Fiscal Stimulus: What the Christ?

I apologize for such a long post before hand but...

Akaash, Lion and I were in the kitchen last night talking over one another, trying to make sense of an economic theory that can't be made sense of, when Dave rudely interrupted us with a question that was actually relevant:

"Is the Obama fiscal stimulus package too big or too small?"

Obviously, I am not an economist. I will therefore answer--and hopefully kick off a broader economically-oriented discussion not exclusively devoted to the number of new ones China will be tearing us--in a way that no self-respecting gainfully employed economist ever would: I have no idea. Economics, as Lion has repeatedly and rightly pointed out, is not a hard science despite what some may have you believe. Conceptually speaking, an "economy" is the sum total of all transactions within an arbitrarily defined space (or among an arbitrarily defined group of people), with all the seemingly infinite and infinitely complicated and unquantifiable incentives, assumptions and externalities that may correspond. Which is just a needlessly wordy/douchy way of saying that this shit is complicated and so predicting anything is pretty hard. Right now, we face a recession and a pretty nasty one at that. But with all the variables involved, it might serve us well to think of a recession like a snowflake. Or, better yet, a flesh-eating bacterium. Each one is entirely unique and uniquely horrible. And so while each school of economic thought has its very own toolbox full of policy prescriptions (ranging from the most intensive Keynesian intervention to the old "sit on our hands and hum" method favored by those with a more laissez-faire oriented outlook), each economic clusterfuck is its very own little miracle.

That being said, most mainstream economists think a pretty much tried and in some cases true Keynesian economic stimulus package is the way to go. According to Keynes, a recession like that of the Great Depression and (in most cases) like the one that is currently making it so damn difficult for me to find a job...


About: what I am not referring to

...is a problem of "deficient demand." In short, this means that people are not buying enough stuff and not investing enough money. If people aren't spending enough, companies can't afford to keep paying employees, which causes those employees to spend less, which leads more people to be laid off, etc. Right now, with housing prices falling, job insecurity on the rise, and common commercial interest rates riding high, most individuals are cutting back--understandably so. It is therefore the government's place, so the argument goes, to supplement that "deficiency" with spending or tax cuts.
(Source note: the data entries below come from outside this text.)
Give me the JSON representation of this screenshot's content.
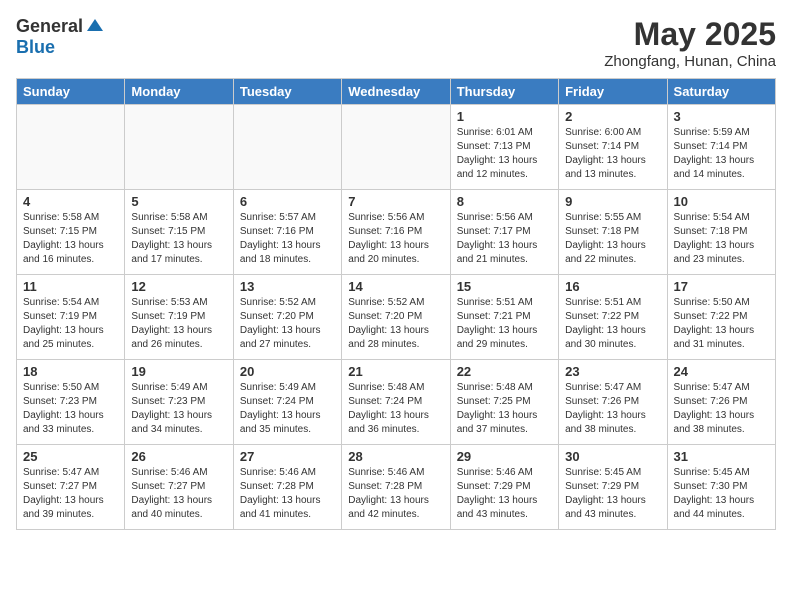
{
  "header": {
    "logo_general": "General",
    "logo_blue": "Blue",
    "title": "May 2025",
    "location": "Zhongfang, Hunan, China"
  },
  "weekdays": [
    "Sunday",
    "Monday",
    "Tuesday",
    "Wednesday",
    "Thursday",
    "Friday",
    "Saturday"
  ],
  "weeks": [
    [
      {
        "day": "",
        "info": ""
      },
      {
        "day": "",
        "info": ""
      },
      {
        "day": "",
        "info": ""
      },
      {
        "day": "",
        "info": ""
      },
      {
        "day": "1",
        "info": "Sunrise: 6:01 AM\nSunset: 7:13 PM\nDaylight: 13 hours\nand 12 minutes."
      },
      {
        "day": "2",
        "info": "Sunrise: 6:00 AM\nSunset: 7:14 PM\nDaylight: 13 hours\nand 13 minutes."
      },
      {
        "day": "3",
        "info": "Sunrise: 5:59 AM\nSunset: 7:14 PM\nDaylight: 13 hours\nand 14 minutes."
      }
    ],
    [
      {
        "day": "4",
        "info": "Sunrise: 5:58 AM\nSunset: 7:15 PM\nDaylight: 13 hours\nand 16 minutes."
      },
      {
        "day": "5",
        "info": "Sunrise: 5:58 AM\nSunset: 7:15 PM\nDaylight: 13 hours\nand 17 minutes."
      },
      {
        "day": "6",
        "info": "Sunrise: 5:57 AM\nSunset: 7:16 PM\nDaylight: 13 hours\nand 18 minutes."
      },
      {
        "day": "7",
        "info": "Sunrise: 5:56 AM\nSunset: 7:16 PM\nDaylight: 13 hours\nand 20 minutes."
      },
      {
        "day": "8",
        "info": "Sunrise: 5:56 AM\nSunset: 7:17 PM\nDaylight: 13 hours\nand 21 minutes."
      },
      {
        "day": "9",
        "info": "Sunrise: 5:55 AM\nSunset: 7:18 PM\nDaylight: 13 hours\nand 22 minutes."
      },
      {
        "day": "10",
        "info": "Sunrise: 5:54 AM\nSunset: 7:18 PM\nDaylight: 13 hours\nand 23 minutes."
      }
    ],
    [
      {
        "day": "11",
        "info": "Sunrise: 5:54 AM\nSunset: 7:19 PM\nDaylight: 13 hours\nand 25 minutes."
      },
      {
        "day": "12",
        "info": "Sunrise: 5:53 AM\nSunset: 7:19 PM\nDaylight: 13 hours\nand 26 minutes."
      },
      {
        "day": "13",
        "info": "Sunrise: 5:52 AM\nSunset: 7:20 PM\nDaylight: 13 hours\nand 27 minutes."
      },
      {
        "day": "14",
        "info": "Sunrise: 5:52 AM\nSunset: 7:20 PM\nDaylight: 13 hours\nand 28 minutes."
      },
      {
        "day": "15",
        "info": "Sunrise: 5:51 AM\nSunset: 7:21 PM\nDaylight: 13 hours\nand 29 minutes."
      },
      {
        "day": "16",
        "info": "Sunrise: 5:51 AM\nSunset: 7:22 PM\nDaylight: 13 hours\nand 30 minutes."
      },
      {
        "day": "17",
        "info": "Sunrise: 5:50 AM\nSunset: 7:22 PM\nDaylight: 13 hours\nand 31 minutes."
      }
    ],
    [
      {
        "day": "18",
        "info": "Sunrise: 5:50 AM\nSunset: 7:23 PM\nDaylight: 13 hours\nand 33 minutes."
      },
      {
        "day": "19",
        "info": "Sunrise: 5:49 AM\nSunset: 7:23 PM\nDaylight: 13 hours\nand 34 minutes."
      },
      {
        "day": "20",
        "info": "Sunrise: 5:49 AM\nSunset: 7:24 PM\nDaylight: 13 hours\nand 35 minutes."
      },
      {
        "day": "21",
        "info": "Sunrise: 5:48 AM\nSunset: 7:24 PM\nDaylight: 13 hours\nand 36 minutes."
      },
      {
        "day": "22",
        "info": "Sunrise: 5:48 AM\nSunset: 7:25 PM\nDaylight: 13 hours\nand 37 minutes."
      },
      {
        "day": "23",
        "info": "Sunrise: 5:47 AM\nSunset: 7:26 PM\nDaylight: 13 hours\nand 38 minutes."
      },
      {
        "day": "24",
        "info": "Sunrise: 5:47 AM\nSunset: 7:26 PM\nDaylight: 13 hours\nand 38 minutes."
      }
    ],
    [
      {
        "day": "25",
        "info": "Sunrise: 5:47 AM\nSunset: 7:27 PM\nDaylight: 13 hours\nand 39 minutes."
      },
      {
        "day": "26",
        "info": "Sunrise: 5:46 AM\nSunset: 7:27 PM\nDaylight: 13 hours\nand 40 minutes."
      },
      {
        "day": "27",
        "info": "Sunrise: 5:46 AM\nSunset: 7:28 PM\nDaylight: 13 hours\nand 41 minutes."
      },
      {
        "day": "28",
        "info": "Sunrise: 5:46 AM\nSunset: 7:28 PM\nDaylight: 13 hours\nand 42 minutes."
      },
      {
        "day": "29",
        "info": "Sunrise: 5:46 AM\nSunset: 7:29 PM\nDaylight: 13 hours\nand 43 minutes."
      },
      {
        "day": "30",
        "info": "Sunrise: 5:45 AM\nSunset: 7:29 PM\nDaylight: 13 hours\nand 43 minutes."
      },
      {
        "day": "31",
        "info": "Sunrise: 5:45 AM\nSunset: 7:30 PM\nDaylight: 13 hours\nand 44 minutes."
      }
    ]
  ]
}
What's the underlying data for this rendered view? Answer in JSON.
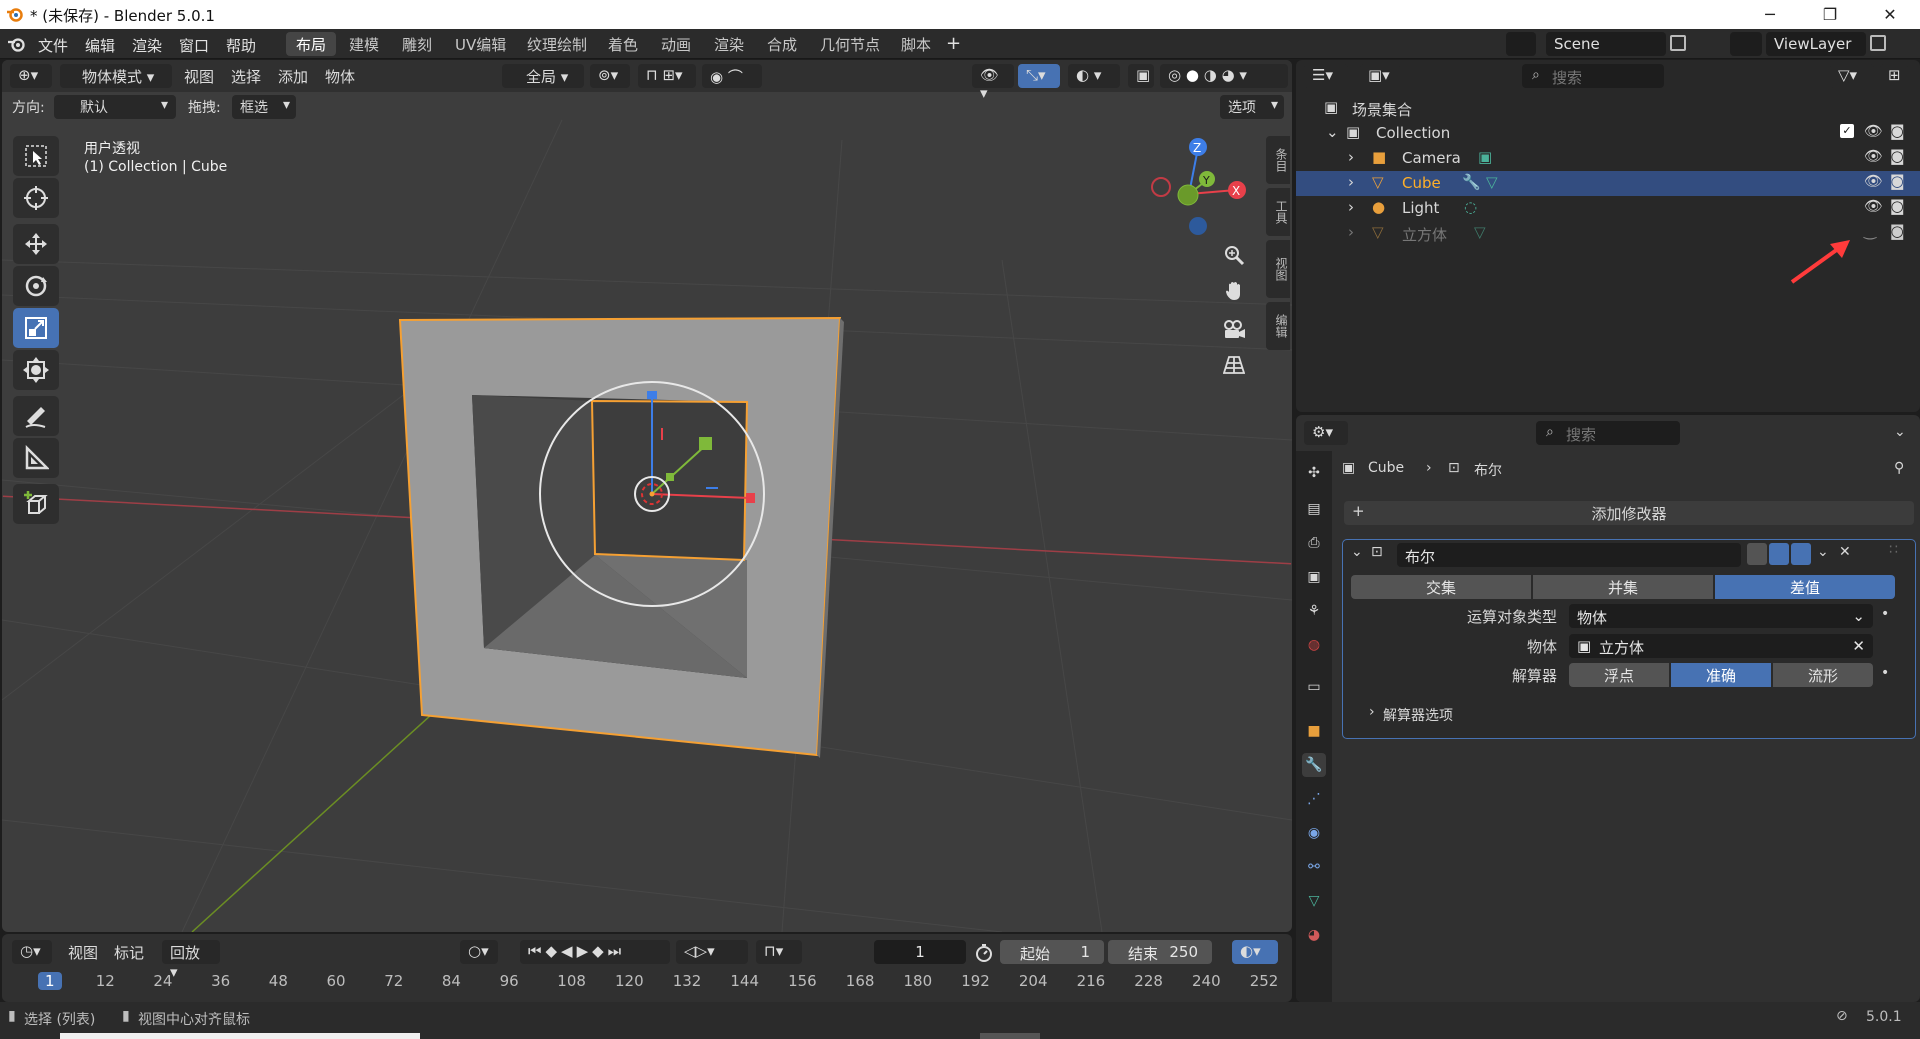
{
  "window": {
    "title": "* (未保存) - Blender 5.0.1",
    "minimize": "─",
    "restore": "❐",
    "close": "✕"
  },
  "topbar": {
    "menus": [
      "文件",
      "编辑",
      "渲染",
      "窗口",
      "帮助"
    ],
    "workspaces": [
      "布局",
      "建模",
      "雕刻",
      "UV编辑",
      "纹理绘制",
      "着色",
      "动画",
      "渲染",
      "合成",
      "几何节点",
      "脚本"
    ],
    "active_workspace": "布局",
    "add_tab": "+",
    "scene": "Scene",
    "view_layer": "ViewLayer"
  },
  "viewport": {
    "mode": "物体模式",
    "menus": [
      "视图",
      "选择",
      "添加",
      "物体"
    ],
    "transform_orientation": "全局",
    "orientation_label": "方向:",
    "orientation_value": "默认",
    "drag_label": "拖拽:",
    "drag_value": "框选",
    "options": "选项",
    "view_name": "用户透视",
    "collection_line": "(1) Collection | Cube",
    "side_tabs": [
      "条目",
      "工具",
      "视图",
      "编辑"
    ],
    "gizmo": {
      "z": "Z",
      "y": "Y",
      "x": "X"
    },
    "tools": [
      "select-box-icon",
      "cursor-icon",
      "move-icon",
      "rotate-icon",
      "scale-icon",
      "transform-icon",
      "annotate-icon",
      "measure-icon",
      "add-cube-icon"
    ],
    "active_tool": "scale-icon"
  },
  "timeline": {
    "menus": [
      "视图",
      "标记"
    ],
    "playback": "回放",
    "current_frame": "1",
    "start_label": "起始",
    "start": "1",
    "end_label": "结束",
    "end": "250",
    "frame_ticks": [
      "1",
      "12",
      "24",
      "36",
      "48",
      "60",
      "72",
      "84",
      "96",
      "108",
      "120",
      "132",
      "144",
      "156",
      "168",
      "180",
      "192",
      "204",
      "216",
      "228",
      "240",
      "252"
    ]
  },
  "status": {
    "left1": "选择 (列表)",
    "left2": "视图中心对齐鼠标",
    "version": "5.0.1"
  },
  "outliner": {
    "search_placeholder": "搜索",
    "scene_collection": "场景集合",
    "rows": [
      {
        "name": "Collection",
        "type": "collection"
      },
      {
        "name": "Camera",
        "type": "camera"
      },
      {
        "name": "Cube",
        "type": "mesh",
        "selected": true
      },
      {
        "name": "Light",
        "type": "light"
      },
      {
        "name": "立方体",
        "type": "mesh",
        "hidden": true
      }
    ]
  },
  "properties": {
    "search_placeholder": "搜索",
    "breadcrumb_object": "Cube",
    "breadcrumb_modifier": "布尔",
    "add_modifier": "添加修改器",
    "modifier_name": "布尔",
    "operations": [
      "交集",
      "并集",
      "差值"
    ],
    "active_operation": "差值",
    "operand_type_label": "运算对象类型",
    "operand_type_value": "物体",
    "object_label": "物体",
    "object_value": "立方体",
    "solver_label": "解算器",
    "solvers": [
      "浮点",
      "准确",
      "流形"
    ],
    "active_solver": "准确",
    "solver_options": "解算器选项"
  },
  "colors": {
    "accent": "#4772b3",
    "selected_orange": "#f5a033",
    "annotation_arrow": "#ff3b3b"
  }
}
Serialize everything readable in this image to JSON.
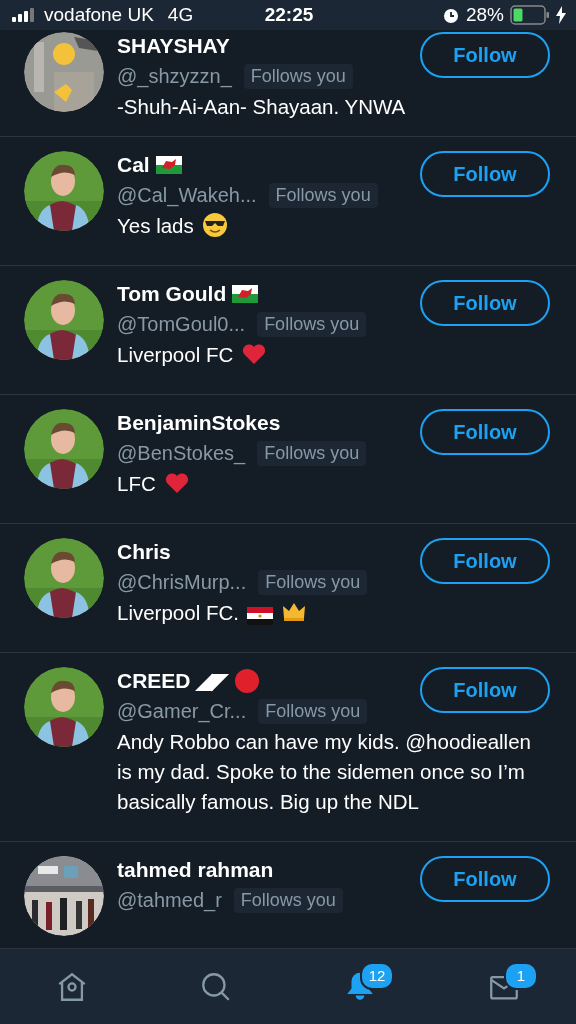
{
  "status_bar": {
    "carrier": "vodafone UK",
    "network": "4G",
    "time": "22:25",
    "battery": "28%"
  },
  "users": [
    {
      "name": "SHAYSHAY",
      "handle": "@_shzyzzn_",
      "follows_you": "Follows you",
      "bio": "-Shuh-Ai-Aan- Shayaan. YNWA",
      "button": "Follow"
    },
    {
      "name": "Cal",
      "name_icons": [
        {
          "kind": "wales-flag"
        }
      ],
      "handle": "@Cal_Wakeh...",
      "follows_you": "Follows you",
      "bio": "Yes lads",
      "bio_icons": [
        {
          "kind": "sunglasses-face"
        }
      ],
      "button": "Follow"
    },
    {
      "name": "Tom Gould",
      "name_icons": [
        {
          "kind": "wales-flag"
        }
      ],
      "handle": "@TomGoul0...",
      "follows_you": "Follows you",
      "bio": "Liverpool FC",
      "bio_icons": [
        {
          "kind": "heart"
        }
      ],
      "button": "Follow"
    },
    {
      "name": "BenjaminStokes",
      "handle": "@BenStokes_",
      "follows_you": "Follows you",
      "bio": "LFC",
      "bio_icons": [
        {
          "kind": "heart"
        }
      ],
      "button": "Follow"
    },
    {
      "name": "Chris",
      "handle": "@ChrisMurp...",
      "follows_you": "Follows you",
      "bio": "Liverpool FC.",
      "bio_icons": [
        {
          "kind": "egypt-flag"
        },
        {
          "kind": "crown"
        }
      ],
      "button": "Follow"
    },
    {
      "name": "CREED ◢◤",
      "name_icons": [
        {
          "kind": "red-circle"
        }
      ],
      "handle": "@Gamer_Cr...",
      "follows_you": "Follows you",
      "bio": "Andy Robbo can have my kids. @hoodieallen is my dad. Spoke to the sidemen once so I’m basically famous. Big up the NDL",
      "button": "Follow"
    },
    {
      "name": "tahmed rahman",
      "handle": "@tahmed_r",
      "follows_you": "Follows you",
      "button": "Follow"
    }
  ],
  "tabs": [
    {
      "kind": "home",
      "selected": false
    },
    {
      "kind": "search",
      "selected": false
    },
    {
      "kind": "notifications",
      "selected": true,
      "badge": "12"
    },
    {
      "kind": "messages",
      "selected": false,
      "badge": "1"
    }
  ]
}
The traditional critiques (that is, those levied by some of the more hard-line neoclassical schools) can summarized as follows:

a) The unregulated economy is inherently efficient--that is, demand and supply will rapidly converge upon a new so-called "market clearing price". On the broadest possible level, the implication is that if aggregate demand has fallen throughout the economy, this may lead to a temporary decrease in output and therefore an increase in unemployment, but that the decrease in the wage rate resulting from that increase in unemployment and all other falling input prices resulting from the general fall in aggregate demand will all constitute declines in costs for firms. Firms will therefore be able to start producing more, which pushes prices down further, which convinces more people to start buying stuff, which increase employment. In the end then, the economy in real terms is back to where it was at the beginning, without the help of the socialists in Washington, thank you very much. The failure of the economy to react this way, so this criticism goes, must have to do with regulations imposing rigidities on the ability of firms to adjust in this way. Thanks a lot, minimum wage.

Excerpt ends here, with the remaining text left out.